Irene  |  14. Juli 2002 23:55:47 MESZ

Wiedergefunden:

tvmut.antville.org

Und noch ein anderer Link, eben gefunden:
www.heise.de

Die Verbotsfoderung halte ich in vielen Fällen für eine Ausdruck von Hilflosigkeit. Man will das Gefühl haben, etwas gegen eine Sache zu unternehmen, was irgendwie mit der Tat in Zusammenhang steht, und das finde ich bis zu einem gewissen Grad durchaus verständlich. Auch wenn ich selbst der Ansicht bin, daß das der falsche Weg ist (mit ähnlichen Argumenten wie Du) und erwarte, daß Fachleute das ebenfalls kritisch sehen. (Manchmal erfolgt ja im Internet schon fast eine soziale Ächtung, wenn sich jemand für ein Verbot von irgendwas ausgesprochen hat - das ist mir zu selbstgerecht.)

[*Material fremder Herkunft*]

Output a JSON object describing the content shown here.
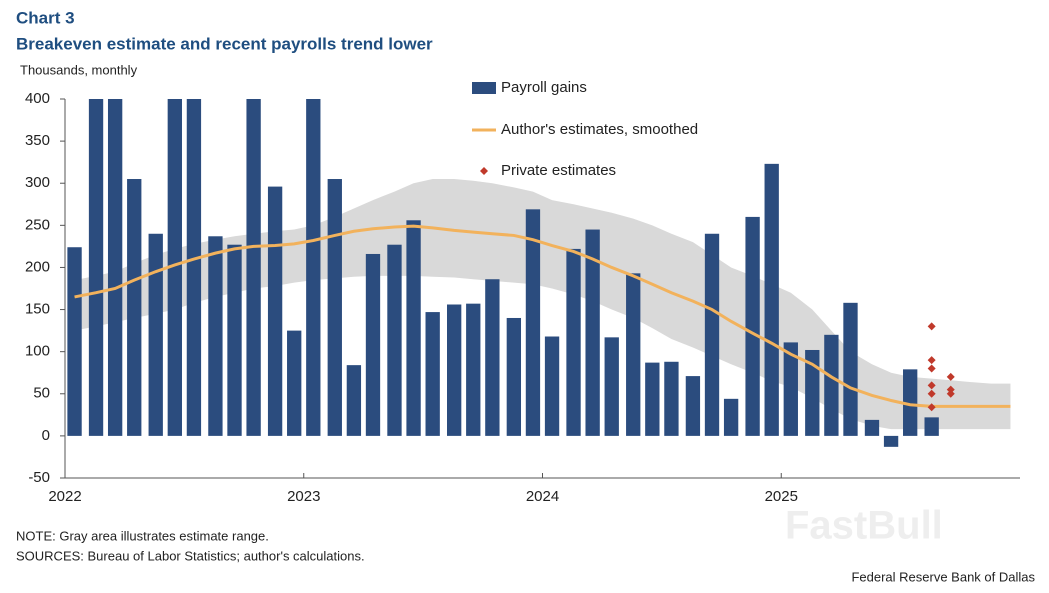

Was die Ironisierung angeht, bin ich wohl heute nicht in Form dafür, aber ich verstehe inzwischen, was gemeint ist. Und so ausführliche Predigten mit Argumenten sind gar nicht schlecht , da gut verständlich. Predige also ruhig weiter, ich tu mir auch keinen Zwang an ;-)


 
kutter  |  14. Juli 2002 23:59:17 MESZ

Den Kutter auf Grund gesetzt

Ich weiß nicht, ob die soziale Ächtung von Verboten ein besonderes Phänomen im Internet (was immer das ist) ist. Ich berufe mich da gern auf's Grundgesetz, das sagt: Eine Zensur findet nicht statt. Dieser schlichte klare unmissverständliche Indikativ hat mir allein schon stilistisch immer imponiert - und ist so viel klarer als manche lange Predigt.


 
fernsehratgeber  |  15. Juli 2002 09:53:43 MESZ

hmm, ich hatte eigentlich gar nicht vor, diese diskussion neu zu entfachen. die pauschalforderung nach verbot ist sicherlich ebenso negativ zu bewerten, wie die pauschalforderung nach ignoranz des fraglichen medienmaterials.
was ich mit meinem (karikierenden) beitrag auszudrücken versuche, ist vielmehr folgendes: wenn sich schon mediale auslöser für irgendwelche taten verantwortlich machen ließen, so können wir nicht davon ausgehen, dass wir den medialen auslöser auch eindeutig benennen können:
entweder kennen wir ihn nicht (viele medien kennen "el mariachi" nicht ;-), oder wir stellen ihn nicht in den gewalttätigen zusammenhang. oder, wie nobelpreisträger kutter zu sagen pflegte: der mörder von john lennen könnte auch beatles-musik gehört haben.


 
kutter  |  15. Juli 2002 10:33:19 MESZ

Ach,

ich weiß doch auch nicht, was mich gestern zu dieser Suada gereizt hat. Eigentlich langweilt mich diese ganze Gewaltursachen-/Verbote-Diskussion wie keine andere. Ich fand nur die "El Mariachi"-Verbotsforderung so schön auf den Punkt gebracht, dass ich sie zum Anlass nehmen wollte, auf das Wiedererscheinen des geschätzten Fernsehratgebers hinzuweisen. Packen wir unsere Pamphlete wieder in den Gitarrenkoffer und ziehen weiter.


 
Irene  |  15. Juli 2002 12:16:48 MESZ

Och,

ich fand es ganz interessant, weil es ja gar keine pro-und-kontra-Zensur-Diskussion oder Diskussion über die Ursachen selbst war (die langweilt mich auch), sondern einfach ein paar Gedanken, wie man mit dem Thema umgeht. Drum entschuldige ich mich jetzt nicht für die Kommentare ;-)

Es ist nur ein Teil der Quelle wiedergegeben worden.